Bharat began by discussing the pitfalls of comparing the Carnatic raga system to scales. While this reductionist framework may serve as a cognitive shortcut, it fails to capture the essence of melody in Carnatic music. A raga’s identity, he said, does not come from a fixed sets of notes, but from phraseology that is vast, fluid and ever-evolving patterns of movement. In fact, he suggested the learning method should be reversed — instead of starting with fixed notes and attempting to arrive at the raga, one should first absorb the phrases that define it. The notes then become reference points, mere approximations of something far more alive. Without this awareness, we risk clinging to the simplification and lose the purpose for which it was created.

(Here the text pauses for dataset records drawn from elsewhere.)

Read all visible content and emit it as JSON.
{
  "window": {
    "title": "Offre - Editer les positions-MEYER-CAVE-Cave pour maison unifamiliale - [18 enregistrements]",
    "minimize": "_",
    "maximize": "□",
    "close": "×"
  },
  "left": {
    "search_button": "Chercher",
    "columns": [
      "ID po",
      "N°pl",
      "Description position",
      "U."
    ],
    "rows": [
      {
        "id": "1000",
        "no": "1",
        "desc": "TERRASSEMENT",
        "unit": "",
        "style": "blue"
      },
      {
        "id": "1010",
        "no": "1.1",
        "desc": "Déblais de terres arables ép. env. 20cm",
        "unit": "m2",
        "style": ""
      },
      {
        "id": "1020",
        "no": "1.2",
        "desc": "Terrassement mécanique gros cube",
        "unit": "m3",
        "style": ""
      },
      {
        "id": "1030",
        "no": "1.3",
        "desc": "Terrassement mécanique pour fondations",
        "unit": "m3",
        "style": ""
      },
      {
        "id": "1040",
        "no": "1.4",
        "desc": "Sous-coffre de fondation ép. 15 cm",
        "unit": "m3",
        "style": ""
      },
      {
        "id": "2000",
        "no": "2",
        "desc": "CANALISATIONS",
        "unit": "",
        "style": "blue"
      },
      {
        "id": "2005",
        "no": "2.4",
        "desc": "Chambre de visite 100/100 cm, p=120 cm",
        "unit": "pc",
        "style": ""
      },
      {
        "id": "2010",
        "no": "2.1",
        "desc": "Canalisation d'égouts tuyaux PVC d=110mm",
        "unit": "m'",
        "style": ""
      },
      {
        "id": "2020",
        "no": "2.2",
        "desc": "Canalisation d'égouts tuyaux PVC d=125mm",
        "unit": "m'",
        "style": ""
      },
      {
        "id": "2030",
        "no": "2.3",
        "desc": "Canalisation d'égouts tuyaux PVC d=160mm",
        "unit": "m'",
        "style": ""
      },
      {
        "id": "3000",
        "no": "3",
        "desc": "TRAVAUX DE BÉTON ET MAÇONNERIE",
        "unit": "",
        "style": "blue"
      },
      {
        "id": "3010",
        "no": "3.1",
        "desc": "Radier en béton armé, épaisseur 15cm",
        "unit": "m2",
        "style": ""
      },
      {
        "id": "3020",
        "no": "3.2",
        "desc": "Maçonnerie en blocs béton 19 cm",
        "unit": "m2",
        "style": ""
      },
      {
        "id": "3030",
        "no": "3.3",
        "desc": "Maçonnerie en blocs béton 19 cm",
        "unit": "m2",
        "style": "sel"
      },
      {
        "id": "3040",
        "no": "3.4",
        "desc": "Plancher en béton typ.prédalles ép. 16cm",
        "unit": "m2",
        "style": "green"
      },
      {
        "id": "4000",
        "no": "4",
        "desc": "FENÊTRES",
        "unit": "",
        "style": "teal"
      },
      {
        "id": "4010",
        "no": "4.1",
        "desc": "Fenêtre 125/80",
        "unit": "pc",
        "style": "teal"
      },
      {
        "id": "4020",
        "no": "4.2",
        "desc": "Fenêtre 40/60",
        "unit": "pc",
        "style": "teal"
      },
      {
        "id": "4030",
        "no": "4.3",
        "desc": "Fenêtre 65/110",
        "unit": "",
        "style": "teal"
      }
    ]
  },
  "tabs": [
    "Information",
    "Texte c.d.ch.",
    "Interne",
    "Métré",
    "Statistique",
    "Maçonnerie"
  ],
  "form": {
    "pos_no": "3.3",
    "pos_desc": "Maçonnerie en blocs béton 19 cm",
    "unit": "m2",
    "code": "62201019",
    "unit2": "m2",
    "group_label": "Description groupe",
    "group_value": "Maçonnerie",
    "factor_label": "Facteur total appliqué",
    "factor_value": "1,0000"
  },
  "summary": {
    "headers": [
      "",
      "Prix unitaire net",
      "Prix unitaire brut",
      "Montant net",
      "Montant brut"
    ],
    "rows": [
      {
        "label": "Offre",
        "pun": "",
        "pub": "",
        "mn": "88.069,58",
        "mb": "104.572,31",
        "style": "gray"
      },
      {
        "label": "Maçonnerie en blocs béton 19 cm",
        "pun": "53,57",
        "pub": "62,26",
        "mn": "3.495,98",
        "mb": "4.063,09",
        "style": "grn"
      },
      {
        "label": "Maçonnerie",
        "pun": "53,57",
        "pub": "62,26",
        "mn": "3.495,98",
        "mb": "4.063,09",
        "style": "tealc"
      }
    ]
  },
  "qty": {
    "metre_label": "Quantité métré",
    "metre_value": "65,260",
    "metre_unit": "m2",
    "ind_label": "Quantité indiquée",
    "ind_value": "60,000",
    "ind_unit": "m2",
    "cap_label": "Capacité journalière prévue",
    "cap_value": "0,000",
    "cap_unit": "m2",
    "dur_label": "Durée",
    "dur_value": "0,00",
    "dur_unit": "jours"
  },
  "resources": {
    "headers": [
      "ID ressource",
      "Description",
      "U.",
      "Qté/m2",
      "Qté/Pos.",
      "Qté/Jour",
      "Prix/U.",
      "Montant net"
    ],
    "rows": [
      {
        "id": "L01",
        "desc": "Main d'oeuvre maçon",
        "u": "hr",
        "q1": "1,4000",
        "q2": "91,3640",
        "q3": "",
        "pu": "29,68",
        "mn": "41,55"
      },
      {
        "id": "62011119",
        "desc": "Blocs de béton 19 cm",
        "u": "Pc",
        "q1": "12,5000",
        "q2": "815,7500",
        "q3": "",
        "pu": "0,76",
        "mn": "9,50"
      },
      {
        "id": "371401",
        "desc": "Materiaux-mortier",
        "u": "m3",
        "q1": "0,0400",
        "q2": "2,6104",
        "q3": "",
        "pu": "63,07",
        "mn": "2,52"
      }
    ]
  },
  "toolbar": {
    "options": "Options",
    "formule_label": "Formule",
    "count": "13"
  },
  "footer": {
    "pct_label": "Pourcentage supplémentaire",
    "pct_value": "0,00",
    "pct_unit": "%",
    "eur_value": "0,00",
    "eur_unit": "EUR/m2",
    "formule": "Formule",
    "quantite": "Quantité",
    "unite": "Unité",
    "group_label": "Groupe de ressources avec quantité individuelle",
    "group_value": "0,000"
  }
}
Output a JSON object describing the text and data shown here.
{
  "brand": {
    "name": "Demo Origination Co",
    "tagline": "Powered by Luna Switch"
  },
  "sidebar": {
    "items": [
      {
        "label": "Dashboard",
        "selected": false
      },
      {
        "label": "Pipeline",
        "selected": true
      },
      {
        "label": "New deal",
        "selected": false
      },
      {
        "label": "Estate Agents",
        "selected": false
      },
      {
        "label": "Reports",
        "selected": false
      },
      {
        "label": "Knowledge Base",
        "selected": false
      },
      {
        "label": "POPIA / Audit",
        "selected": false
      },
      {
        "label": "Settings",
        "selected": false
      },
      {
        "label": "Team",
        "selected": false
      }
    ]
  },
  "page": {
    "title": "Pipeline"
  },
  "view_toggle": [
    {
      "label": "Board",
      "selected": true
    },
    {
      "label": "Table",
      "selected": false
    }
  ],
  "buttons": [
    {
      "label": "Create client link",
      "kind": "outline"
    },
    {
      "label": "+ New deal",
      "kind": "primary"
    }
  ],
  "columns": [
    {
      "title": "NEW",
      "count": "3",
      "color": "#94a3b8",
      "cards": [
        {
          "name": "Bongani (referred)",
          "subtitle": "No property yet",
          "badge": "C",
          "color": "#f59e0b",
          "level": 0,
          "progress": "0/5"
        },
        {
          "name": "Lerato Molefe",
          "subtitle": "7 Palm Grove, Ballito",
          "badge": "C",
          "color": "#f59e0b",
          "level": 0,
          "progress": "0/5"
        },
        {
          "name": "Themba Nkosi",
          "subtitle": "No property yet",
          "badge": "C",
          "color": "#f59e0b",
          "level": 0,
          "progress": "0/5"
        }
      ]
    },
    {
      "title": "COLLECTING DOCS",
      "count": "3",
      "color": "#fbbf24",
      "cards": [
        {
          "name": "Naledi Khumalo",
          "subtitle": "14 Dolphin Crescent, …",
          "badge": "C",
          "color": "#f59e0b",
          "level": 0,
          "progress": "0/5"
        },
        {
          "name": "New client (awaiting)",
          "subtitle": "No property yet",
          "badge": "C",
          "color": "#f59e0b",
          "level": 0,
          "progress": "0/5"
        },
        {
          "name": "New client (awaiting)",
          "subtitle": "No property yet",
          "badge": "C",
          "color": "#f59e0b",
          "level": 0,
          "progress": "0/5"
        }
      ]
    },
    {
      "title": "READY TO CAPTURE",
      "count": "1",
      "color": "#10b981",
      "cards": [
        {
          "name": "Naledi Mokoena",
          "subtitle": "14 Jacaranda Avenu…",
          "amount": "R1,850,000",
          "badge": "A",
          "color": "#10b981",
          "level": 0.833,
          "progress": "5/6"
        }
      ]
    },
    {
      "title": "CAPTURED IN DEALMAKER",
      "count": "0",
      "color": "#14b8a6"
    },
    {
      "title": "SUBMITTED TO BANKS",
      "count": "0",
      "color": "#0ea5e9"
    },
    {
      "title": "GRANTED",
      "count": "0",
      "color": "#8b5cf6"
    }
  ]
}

Ludwig Wittgenstein once wrote about a ladder that must be climbed and then kicked away. Every formal system, scale, grammar and map is such a ladder. Its purpose is not to be clung to, but to be used as a means to move beyond it.

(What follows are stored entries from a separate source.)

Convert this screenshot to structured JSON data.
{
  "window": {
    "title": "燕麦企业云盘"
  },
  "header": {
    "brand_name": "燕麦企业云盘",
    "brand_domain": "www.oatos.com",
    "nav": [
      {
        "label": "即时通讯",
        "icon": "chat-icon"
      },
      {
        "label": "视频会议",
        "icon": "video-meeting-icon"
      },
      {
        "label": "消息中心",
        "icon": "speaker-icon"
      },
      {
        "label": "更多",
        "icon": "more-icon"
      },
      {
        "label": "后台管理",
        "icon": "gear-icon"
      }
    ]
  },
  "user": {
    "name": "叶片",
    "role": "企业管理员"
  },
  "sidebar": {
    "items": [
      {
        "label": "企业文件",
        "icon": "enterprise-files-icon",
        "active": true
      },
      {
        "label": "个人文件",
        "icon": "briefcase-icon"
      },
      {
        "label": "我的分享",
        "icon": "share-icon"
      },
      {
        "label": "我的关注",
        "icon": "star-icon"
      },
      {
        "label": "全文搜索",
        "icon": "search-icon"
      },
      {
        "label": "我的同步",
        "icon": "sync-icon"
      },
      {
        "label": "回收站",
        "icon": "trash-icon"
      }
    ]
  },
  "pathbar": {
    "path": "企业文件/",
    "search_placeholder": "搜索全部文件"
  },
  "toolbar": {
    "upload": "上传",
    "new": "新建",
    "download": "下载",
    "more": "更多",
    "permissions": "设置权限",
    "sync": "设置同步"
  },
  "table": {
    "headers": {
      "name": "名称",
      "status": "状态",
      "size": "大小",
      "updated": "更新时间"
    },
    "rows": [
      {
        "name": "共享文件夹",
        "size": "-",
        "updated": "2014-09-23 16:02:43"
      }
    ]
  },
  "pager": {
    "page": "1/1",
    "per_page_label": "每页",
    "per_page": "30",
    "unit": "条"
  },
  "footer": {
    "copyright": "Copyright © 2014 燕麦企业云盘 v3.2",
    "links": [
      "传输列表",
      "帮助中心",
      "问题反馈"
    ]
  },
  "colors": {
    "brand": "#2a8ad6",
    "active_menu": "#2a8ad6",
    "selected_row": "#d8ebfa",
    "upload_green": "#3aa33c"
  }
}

Time, he suggested, is not something you just measure in music; it is something you inhabit. He spoke about how laya and tala function as frameworks through which Carnatic music organises time. Within these structures lies a world of immense creative freedom. One can work within a fixed meter while choosing how to engage with the gaps — add, subtract, extend or compress. He referenced composers such as Arunagirinathar, highlighting the playful complexity of meter, language and meaning in works such as ‘Muthai tharu’. Bharat demonstrated how misalignment among melody, rhythm and meaning can lead to unintentional comedic effects, rendering a stanza from ‘Muthai tharu’, which evokes vivid imagery of a war sequence, in a sweet lullaby-like tone.

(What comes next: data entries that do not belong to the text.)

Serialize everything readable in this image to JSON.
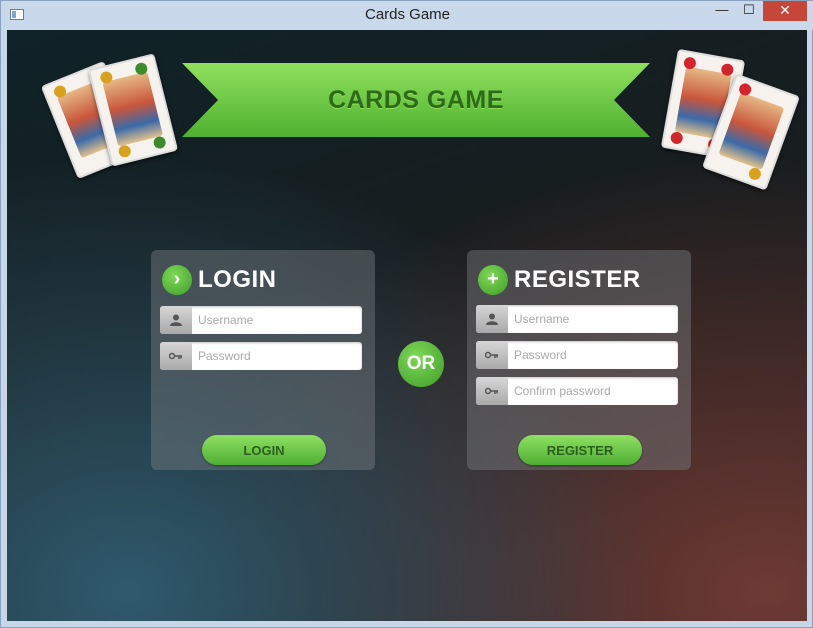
{
  "window": {
    "title": "Cards Game",
    "minimize_glyph": "—",
    "maximize_glyph": "☐",
    "close_glyph": "✕"
  },
  "banner": {
    "title": "CARDS GAME"
  },
  "login": {
    "icon": "›",
    "title": "LOGIN",
    "username_placeholder": "Username",
    "password_placeholder": "Password",
    "button_label": "LOGIN"
  },
  "or_label": "OR",
  "register": {
    "icon": "+",
    "title": "REGISTER",
    "username_placeholder": "Username",
    "password_placeholder": "Password",
    "confirm_placeholder": "Confirm password",
    "button_label": "REGISTER"
  },
  "icons": {
    "user": "user-icon",
    "key": "key-icon"
  },
  "colors": {
    "accent_green": "#5cbf3c",
    "banner_text": "#2d6a1a"
  }
}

He also spoke about how language should sound when sung, illustrating how Tamil intonation and its inherent sinuosity can subtly shape the rendering of another language, like Hindi, in music, and why such nuances demand careful attention.
The evening ended with a delightful Q&A session, which gave rise to more interesting ideas.
One assumption Bharat gently dismantled was that ragas carry inherent emotional associations. Emotions, he said, are subjective and shaped by one’s conditioning. To illustrate this, he sang Subhapantuvarali in multiple registers — mourning, vibrant and yearning.
The question of composing within a tradition surfaced too: how does one create within something so architecturally elaborate? His response was focused on sincerity, what we make is shaped by what we have absorbed, and if something feels true to the artiste, it can belong within the tradition even if it stretches beyond what has been familiar thus far.
The audience got to hear glimpses of Sahana, Charukesi, Thodi, Shubhapantuvarali, Kosalam, Karaharapriya, Abheri, Atana, and even a playful Shanmukhapriya rap. At one point, he even compared the beats of the Snarky Puppy band to a Dwijavanti composition. Perhaps the most profound takeaway was his reflection on how the human need to organise information often makes us forget that art is not merely a system to be decoded, but an experience to be inhabited. By the end of the session, Carnatic music felt more accessible and intimate.